谭芊连忙重新支起单拐,低头气急败坏地往地上磕了两下。
沈绍清松开她:“慢一点。”
再次回到急诊的病床上已经是十点多了,沈绍清和急诊的医生聊了两句。
谭芊老老实实坐在床上,抬手揉揉脑袋,还在想自己刚才在撞在沈绍清胸口时是什么情况,但可能是她撞懵了,又可能是沈绍清很快放开了她,总之记不得多少。
片刻后,沈绍清回来。
他给谭芊接了杯热水,谭芊接过道了声谢。
“沈老板,我能走了吗?”
沈绍清坐在床边的凳子上:“等麻药过了。”
他的声音虽然很轻,但语气中却带着不由分说的强势。
可能是医生当久了,对待患者都这样,总之谭芊还是挺意外的,这时候的沈老板看起来没花店里的好欺负。
谭芊“哦”一声,低头抿了口水。
床边,沈绍清正垂眸检查医用冰袋的生产日期。
在确定包装完好无破损后,手指从中间用力挤压,捏破内袋,来回摇匀。
谭芊眨巴眨巴眼:“这是什么?”
沈绍清回道:“冰袋。”
等冰袋不再膨胀后,沈绍清将其隔着睡裤轻轻敷在了谭芊的脚踝上。
谭芊下意识收了下腿。
“会肿。
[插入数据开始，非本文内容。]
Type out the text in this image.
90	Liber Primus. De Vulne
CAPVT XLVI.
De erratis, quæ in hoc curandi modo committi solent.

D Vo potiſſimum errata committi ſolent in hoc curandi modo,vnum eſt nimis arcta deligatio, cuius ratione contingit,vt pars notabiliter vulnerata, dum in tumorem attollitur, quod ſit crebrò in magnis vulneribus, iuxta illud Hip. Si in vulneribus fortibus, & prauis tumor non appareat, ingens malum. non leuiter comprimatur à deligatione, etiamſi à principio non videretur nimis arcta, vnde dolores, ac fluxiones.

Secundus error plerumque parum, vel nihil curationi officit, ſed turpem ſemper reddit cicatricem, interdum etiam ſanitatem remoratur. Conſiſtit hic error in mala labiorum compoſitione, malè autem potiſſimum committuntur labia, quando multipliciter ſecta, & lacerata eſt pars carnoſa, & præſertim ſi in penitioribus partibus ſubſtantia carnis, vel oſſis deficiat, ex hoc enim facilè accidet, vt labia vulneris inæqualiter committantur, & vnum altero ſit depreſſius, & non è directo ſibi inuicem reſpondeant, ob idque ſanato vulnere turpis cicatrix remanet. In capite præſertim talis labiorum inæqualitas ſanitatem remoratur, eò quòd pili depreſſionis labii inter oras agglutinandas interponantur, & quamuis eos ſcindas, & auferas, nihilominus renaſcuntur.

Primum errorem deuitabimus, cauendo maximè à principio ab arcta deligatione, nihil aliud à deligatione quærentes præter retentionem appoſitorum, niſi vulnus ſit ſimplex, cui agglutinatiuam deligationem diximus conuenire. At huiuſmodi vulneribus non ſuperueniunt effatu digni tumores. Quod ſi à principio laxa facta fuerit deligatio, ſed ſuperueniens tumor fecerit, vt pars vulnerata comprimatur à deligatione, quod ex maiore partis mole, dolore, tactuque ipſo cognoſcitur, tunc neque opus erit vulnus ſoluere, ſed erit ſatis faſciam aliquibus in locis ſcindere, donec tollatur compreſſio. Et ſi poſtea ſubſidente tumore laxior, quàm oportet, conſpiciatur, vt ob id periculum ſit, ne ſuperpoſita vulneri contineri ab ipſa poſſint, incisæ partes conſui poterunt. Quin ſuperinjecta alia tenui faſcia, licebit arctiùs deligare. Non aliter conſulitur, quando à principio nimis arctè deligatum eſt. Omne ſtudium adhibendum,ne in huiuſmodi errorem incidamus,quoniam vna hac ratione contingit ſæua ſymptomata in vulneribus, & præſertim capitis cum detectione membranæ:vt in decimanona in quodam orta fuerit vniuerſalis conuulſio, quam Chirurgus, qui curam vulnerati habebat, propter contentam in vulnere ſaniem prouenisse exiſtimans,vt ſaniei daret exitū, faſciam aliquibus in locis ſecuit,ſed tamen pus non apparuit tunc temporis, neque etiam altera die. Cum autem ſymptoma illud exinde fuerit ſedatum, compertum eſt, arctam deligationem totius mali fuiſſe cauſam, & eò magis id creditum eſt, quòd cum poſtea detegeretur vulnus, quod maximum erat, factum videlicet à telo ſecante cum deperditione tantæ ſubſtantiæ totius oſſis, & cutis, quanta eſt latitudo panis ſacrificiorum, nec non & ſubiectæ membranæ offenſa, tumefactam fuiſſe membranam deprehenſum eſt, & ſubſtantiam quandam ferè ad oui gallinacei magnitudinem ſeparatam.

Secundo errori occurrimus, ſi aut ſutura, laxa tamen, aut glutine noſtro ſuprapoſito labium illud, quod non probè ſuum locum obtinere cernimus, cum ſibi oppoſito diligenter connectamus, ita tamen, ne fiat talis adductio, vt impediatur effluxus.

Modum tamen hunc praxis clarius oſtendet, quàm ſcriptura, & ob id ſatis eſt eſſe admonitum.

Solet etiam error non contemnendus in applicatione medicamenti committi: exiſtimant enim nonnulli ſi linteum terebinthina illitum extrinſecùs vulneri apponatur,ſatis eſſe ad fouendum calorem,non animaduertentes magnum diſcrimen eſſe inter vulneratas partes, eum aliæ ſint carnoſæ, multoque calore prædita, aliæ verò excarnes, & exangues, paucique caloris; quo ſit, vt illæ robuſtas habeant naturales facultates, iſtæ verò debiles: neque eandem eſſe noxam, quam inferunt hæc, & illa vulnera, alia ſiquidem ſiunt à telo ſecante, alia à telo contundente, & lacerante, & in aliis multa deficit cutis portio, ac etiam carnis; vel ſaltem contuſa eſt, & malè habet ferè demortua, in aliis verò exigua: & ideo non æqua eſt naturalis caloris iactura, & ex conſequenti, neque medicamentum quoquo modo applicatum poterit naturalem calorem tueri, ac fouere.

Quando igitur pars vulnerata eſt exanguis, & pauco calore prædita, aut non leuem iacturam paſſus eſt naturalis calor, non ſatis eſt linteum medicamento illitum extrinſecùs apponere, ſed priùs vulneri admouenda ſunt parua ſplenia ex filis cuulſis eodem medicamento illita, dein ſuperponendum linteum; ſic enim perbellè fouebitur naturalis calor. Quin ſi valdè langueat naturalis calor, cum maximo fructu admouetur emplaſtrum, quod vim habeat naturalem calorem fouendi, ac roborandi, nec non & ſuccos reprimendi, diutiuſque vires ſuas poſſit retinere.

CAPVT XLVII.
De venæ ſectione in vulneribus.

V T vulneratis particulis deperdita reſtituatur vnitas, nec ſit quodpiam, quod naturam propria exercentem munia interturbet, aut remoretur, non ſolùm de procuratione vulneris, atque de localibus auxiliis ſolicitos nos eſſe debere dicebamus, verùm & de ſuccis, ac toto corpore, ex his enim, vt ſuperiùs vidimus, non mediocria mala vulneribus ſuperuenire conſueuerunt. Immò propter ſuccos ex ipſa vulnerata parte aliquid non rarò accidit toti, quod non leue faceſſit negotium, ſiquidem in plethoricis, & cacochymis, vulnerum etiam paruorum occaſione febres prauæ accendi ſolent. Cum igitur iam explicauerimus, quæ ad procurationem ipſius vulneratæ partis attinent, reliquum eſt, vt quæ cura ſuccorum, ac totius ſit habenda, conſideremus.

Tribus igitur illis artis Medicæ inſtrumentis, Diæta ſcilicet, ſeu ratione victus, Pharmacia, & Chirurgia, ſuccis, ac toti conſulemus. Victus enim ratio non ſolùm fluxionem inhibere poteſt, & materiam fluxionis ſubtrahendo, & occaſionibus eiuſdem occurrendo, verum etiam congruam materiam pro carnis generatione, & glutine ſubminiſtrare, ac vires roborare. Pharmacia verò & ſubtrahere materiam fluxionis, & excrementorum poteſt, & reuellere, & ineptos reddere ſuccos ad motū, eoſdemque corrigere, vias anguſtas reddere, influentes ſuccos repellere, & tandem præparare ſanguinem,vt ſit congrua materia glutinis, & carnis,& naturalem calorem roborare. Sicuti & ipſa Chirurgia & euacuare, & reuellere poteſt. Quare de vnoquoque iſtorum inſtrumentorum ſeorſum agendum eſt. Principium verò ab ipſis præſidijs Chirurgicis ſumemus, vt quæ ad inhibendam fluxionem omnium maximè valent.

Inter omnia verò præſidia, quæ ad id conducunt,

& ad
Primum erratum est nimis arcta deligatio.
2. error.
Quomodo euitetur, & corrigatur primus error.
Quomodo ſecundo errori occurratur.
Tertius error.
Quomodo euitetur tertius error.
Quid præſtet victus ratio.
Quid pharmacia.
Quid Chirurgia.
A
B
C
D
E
”沈绍清的另一只手在她的膝盖上按了一下,“麻药过去还会疼。”
谭芊的手指揪着衣袖:“那、那什么时候麻药才能过去?”
沈绍清:“一个小时。”
谭芊:“……”
也就是说,她最起码还要这么和沈绍清相处半小时。
不到一节课时间在此时显得格外漫长,谭芊那一嘴伶牙俐齿仿佛都变钝了许多。
“这、这么久,那我疼着回去吗?”
“看情况吃药或者打针。”沈绍清把冰袋换了个地方,“不会太疼。”
谭芊“哦”了一声,不自在地抿了抿唇:“那能不能先回去啊?”
沈绍清抬起头:“你有事吗?”
“没……”谭芊又啜了口水,低垂的睫毛颤颤,“就是觉得大过年的,把你弄到医院来了,怪不好意思的。”
沈绍清目光一顿:“别这么想。”
“阿姨一个人在家会不会不太好?”谭芊问。
沈绍清摇头:“她睡着了,没关系。”
冰袋隔着睡裤冷敷,谭芊其实并没有感觉到什么。
直到半小时后,隐约的痛感传来,沈绍清这才将冰袋拿开。
人的目光总是会追寻活动的事物,尤其是谭芊这个资深手控。
本是不经意的一瞥,却在看见沈绍清被冻得发红的指尖时愣住了。